(1.) BY means of present application, the applicant has prayed for releasing the applicant in Case Crime No. 156 of 1995, S. T. No. 1555 of 1996, under Sections 147, 148, 149 and 302, I.P.C., Police Station, Kanker Khera, district Meerut.
(2.) HEARD learned counsel for the applicant, learned A.G.A. and perused the record.
(3.) IT is not disputed rather is admitted case of both the parties that accused/applicant was earlier enlarged on bail in the aforesaid case. There is no case of any of the party that at any point of time the bail granted earlier to the accused/ applicant was cancelled either by the trial court or by the High Court.
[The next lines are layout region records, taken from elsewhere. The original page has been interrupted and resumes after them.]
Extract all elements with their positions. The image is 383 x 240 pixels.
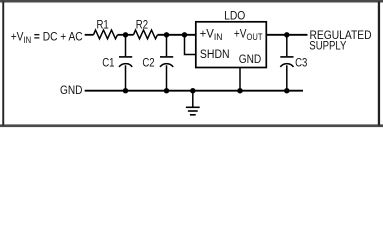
svg-text:SHDN: SHDN — [200, 49, 230, 62]
wire bottom GND rail — [85, 90, 303, 92]
svg-text:R1: R1 — [96, 18, 108, 31]
svg-text:+VIN = DC + AC: +VIN = DC + AC — [11, 31, 83, 45]
border frame bottom band — [0, 124, 383, 127]
op-amp LDO box U1 — [196, 22, 266, 68]
svg-text:SUPPLY: SUPPLY — [309, 40, 346, 53]
node ground junction — [190, 88, 195, 93]
svg-text:C2: C2 — [142, 56, 154, 69]
node LDO GND pin junction — [237, 88, 242, 93]
svg-text:LDO: LDO — [224, 10, 245, 23]
wire R1 to R2 — [118, 34, 134, 36]
wire R2 to LDO VIN pin — [158, 34, 197, 36]
wire C3 lower stem — [286, 65, 288, 90]
resistor R2 — [134, 30, 158, 39]
ground symbol — [186, 91, 200, 115]
wire LDO GND pin — [239, 68, 241, 91]
svg-text:C1: C1 — [102, 56, 114, 69]
node C3 bottom junction — [284, 88, 289, 93]
wire C2 upper stem — [166, 35, 168, 56]
capacitor C1 — [119, 57, 132, 67]
wire VOUT output — [266, 34, 307, 36]
wire C1 upper stem — [125, 35, 127, 56]
node C2 top junction — [164, 32, 169, 37]
border frame right line — [378, 2, 380, 126]
wire SHDN route — [185, 35, 197, 55]
node C2 bottom junction — [164, 88, 169, 93]
svg-text:GND: GND — [239, 53, 262, 66]
wire input lead to R1 — [85, 34, 94, 36]
border frame top band — [0, 0, 383, 3]
node SHDN junction — [182, 32, 187, 37]
svg-text:R2: R2 — [136, 18, 148, 31]
node C3 top junction — [284, 32, 289, 37]
svg-text:GND: GND — [60, 84, 82, 97]
node C1 bottom junction — [123, 88, 128, 93]
wire C3 upper stem — [286, 35, 288, 56]
node C1 top junction — [123, 32, 128, 37]
svg-text:C3: C3 — [295, 57, 307, 70]
border frame left line — [2, 2, 4, 126]
capacitor C2 — [160, 57, 173, 67]
capacitor C3 — [280, 57, 293, 67]
resistor R1 — [94, 30, 118, 39]
wire C1 lower stem — [125, 65, 127, 90]
wire C2 lower stem — [166, 65, 168, 90]
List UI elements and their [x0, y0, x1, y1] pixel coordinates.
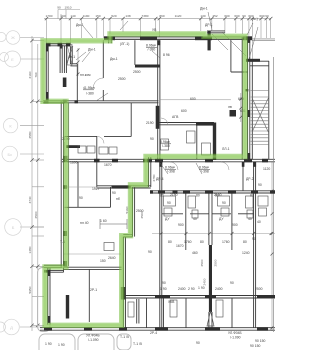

In such circumstances the rejection of fresh bail application by the learned lower court is unwarranted because neither the accused-applicant was supposed to move any bail application before the learned trial court nor the trial court was supposed to hear the bail application of the accused-applicant, due to the fact on record that the earlier bail granted to the accused was never cancelled. So the facts remain on record that the accused/applicant is on bail as was earlier ordered to be released on bail. So far as the question of arrest of the accused-applicant is concerned, since the accused-applicant remained absconded at the time of trial before the learned lower court, his arrest is justified due to forfeiting the bail bonds on breach of conditions of the bonds. Merely his arrest does not give him a right to move for fresh bail order to be passed for him. Had there been the case against the accused-applicant of cancellation of his bail or bail was cancelled, certainly the accused was entitled for moving the bail application afresh.